Azure OpenAI in Production (Expert)
Section O1: Deployments, APIs, and Common Pitfalls
QO1.1: Your code works with OpenAI but fails on Azure OpenAI because you passed model="gpt-4o". What’s the fix?
Answer: Use the deployment name you created in Azure OpenAI Studio.
Clarifications (exam traps):
- Azure OpenAI routes calls by deployment, not raw model IDs.
QO1.2: You want to test a new model version without breaking production. What deployment strategy fits best?
Answer: Create a new deployment (or parallel deployment) and do canary/A-B routing in your app.
Clarifications (exam traps):
- Don’t overwrite a production deployment name if you can’t roll back quickly.
QO1.3: You need to handle transient failures from the model endpoint. What status codes should trigger retries?
Answer: Retry on 429 and typical transient 5xx (500/502/503/504), with backoff and jitter.
Clarifications (exam traps):
- Do not blindly retry 400-series validation errors.
Section O2: Output Control (JSON, Schemas, Tools)
QO2.1: You require strictly valid JSON output for downstream parsing. What production pattern is correct?
Answer: Prompt for JSON + validate against a schema + repair/retry on failure.
Clarifications (exam traps):
- “Just set temperature to 0” is insufficient.
QO2.2: Your agent can call tools. How do you prevent it from calling unsafe tools?
Answer: Implement a server-side allowlist + authorization checks per tool call.
Clarifications (exam traps):
- Tool schemas are not permission boundaries.
QO2.3: A tool returns a large payload (e.g., 200KB). What’s the best practice before sending it to the model?
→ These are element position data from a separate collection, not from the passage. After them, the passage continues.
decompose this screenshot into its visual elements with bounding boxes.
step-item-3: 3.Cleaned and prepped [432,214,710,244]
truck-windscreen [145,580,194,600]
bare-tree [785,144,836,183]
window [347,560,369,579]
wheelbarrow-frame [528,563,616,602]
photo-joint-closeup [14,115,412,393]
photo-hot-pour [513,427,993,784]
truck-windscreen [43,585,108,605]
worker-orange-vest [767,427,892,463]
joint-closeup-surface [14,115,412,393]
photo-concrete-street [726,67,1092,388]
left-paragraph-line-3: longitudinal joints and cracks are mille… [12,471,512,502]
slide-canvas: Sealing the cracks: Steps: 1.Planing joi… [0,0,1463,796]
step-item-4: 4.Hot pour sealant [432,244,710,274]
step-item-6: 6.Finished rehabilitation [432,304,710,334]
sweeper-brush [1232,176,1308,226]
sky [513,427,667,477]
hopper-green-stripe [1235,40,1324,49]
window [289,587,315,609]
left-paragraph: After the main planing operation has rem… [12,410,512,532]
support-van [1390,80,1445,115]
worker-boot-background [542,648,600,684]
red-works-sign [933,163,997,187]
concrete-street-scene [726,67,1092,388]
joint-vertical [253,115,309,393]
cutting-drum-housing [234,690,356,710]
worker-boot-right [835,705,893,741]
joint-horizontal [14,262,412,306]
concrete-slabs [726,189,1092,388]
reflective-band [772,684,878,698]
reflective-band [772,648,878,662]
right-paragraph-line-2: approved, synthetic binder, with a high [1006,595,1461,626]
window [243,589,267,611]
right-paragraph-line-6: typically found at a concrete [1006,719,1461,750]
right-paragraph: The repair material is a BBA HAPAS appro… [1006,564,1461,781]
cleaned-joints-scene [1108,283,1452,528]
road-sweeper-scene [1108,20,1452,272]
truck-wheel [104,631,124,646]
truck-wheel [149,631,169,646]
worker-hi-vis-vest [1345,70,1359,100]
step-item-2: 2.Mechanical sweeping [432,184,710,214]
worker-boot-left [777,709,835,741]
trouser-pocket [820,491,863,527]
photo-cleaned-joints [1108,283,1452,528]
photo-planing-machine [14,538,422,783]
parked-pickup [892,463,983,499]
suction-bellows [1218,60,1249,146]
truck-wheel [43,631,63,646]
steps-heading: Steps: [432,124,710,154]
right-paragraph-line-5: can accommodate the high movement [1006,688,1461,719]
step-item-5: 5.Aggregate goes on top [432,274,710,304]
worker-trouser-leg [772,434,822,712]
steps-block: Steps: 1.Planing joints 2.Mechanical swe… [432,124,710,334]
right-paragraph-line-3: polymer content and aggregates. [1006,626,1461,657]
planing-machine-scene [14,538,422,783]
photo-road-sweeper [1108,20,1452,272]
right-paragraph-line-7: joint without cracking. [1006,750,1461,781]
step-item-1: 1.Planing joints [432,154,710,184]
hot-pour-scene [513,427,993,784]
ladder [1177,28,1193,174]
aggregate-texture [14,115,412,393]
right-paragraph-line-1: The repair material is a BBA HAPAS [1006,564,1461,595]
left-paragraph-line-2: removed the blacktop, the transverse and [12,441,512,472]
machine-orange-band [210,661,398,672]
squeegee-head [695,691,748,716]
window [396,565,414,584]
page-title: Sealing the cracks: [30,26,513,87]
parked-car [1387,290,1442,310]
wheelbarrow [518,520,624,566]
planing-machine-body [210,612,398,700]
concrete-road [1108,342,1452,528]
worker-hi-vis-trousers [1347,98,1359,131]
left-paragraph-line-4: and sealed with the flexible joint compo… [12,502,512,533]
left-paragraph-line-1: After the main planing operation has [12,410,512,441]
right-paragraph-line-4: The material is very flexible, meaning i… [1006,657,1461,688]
Answer: Summarize/transform and send only the minimum necessary subset.
Clarifications (exam traps):
- Large tool outputs increase token cost and can degrade model quality.
Section O3: Safety Controls (Filters, Blocklists, App Policies)
QO3.1: You need to block company-specific disallowed terms. What should you use?
Answer: Blocklists + application-side policy checks.
Clarifications (exam traps):
- Built-in filters cover broad categories; blocklists cover your own terms.
QO3.2: You need to prevent prompt injection via user input like “ignore previous instructions.” What’s the correct stance?
Answer: Don’t rely on the model to “behave”; use instruction hierarchy, tool allowlists, and server-side authorization.
Clarifications (exam traps):
- The correct answer includes architecture controls, not “stronger wording.”
QO3.3: You must redact PII from user prompts before model invocation. Where should this happen?
Answer: In your backend, before calling the model.
Clarifications (exam traps):
- Don’t send PII to the model and hope to remove it afterward.
Section O4: Performance and Cost Engineering
QO4.1: Your app is slow but total tokens are modest. What’s the biggest UX win?
Answer: Streaming responses to reduce time-to-first-token.
Clarifications (exam traps):
- Streaming improves perceived latency even if total time stays similar.
QO4.2: Your costs are dominated by repeating long static instructions. What’s the best fix?
Answer: Compress static instructions into a short system prompt and push dynamic knowledge into RAG.
Clarifications (exam traps):
- Fine-tuning can reduce prompt size for style/format, but RAG handles changing knowledge.
QO4.3: You’re hitting token limits due to long conversations. What’s the standard mitigation?
Answer: Summarize older turns and keep only the relevant conversation state (plus key user preferences).
Clarifications (exam traps):
- “Increase max tokens” doesn’t increase context window.
Section O5: Enterprise Integration Patterns
QO5.1: You need centralized auth, rate limiting, and request logging for model calls. What Azure service is designed for this?
Answer: Azure API Management.
Clarifications (exam traps):
- APIM doesn’t replace VNet/Private Link requirements.
QO5.2: You need secretless access from Azure Functions to Azure OpenAI. What’s the recommended approach?
Answer: Managed identity + Azure AD auth (where supported) or MI to retrieve secrets from Key Vault.
Clarifications (exam traps):
- Keys in app settings is not “secretless.”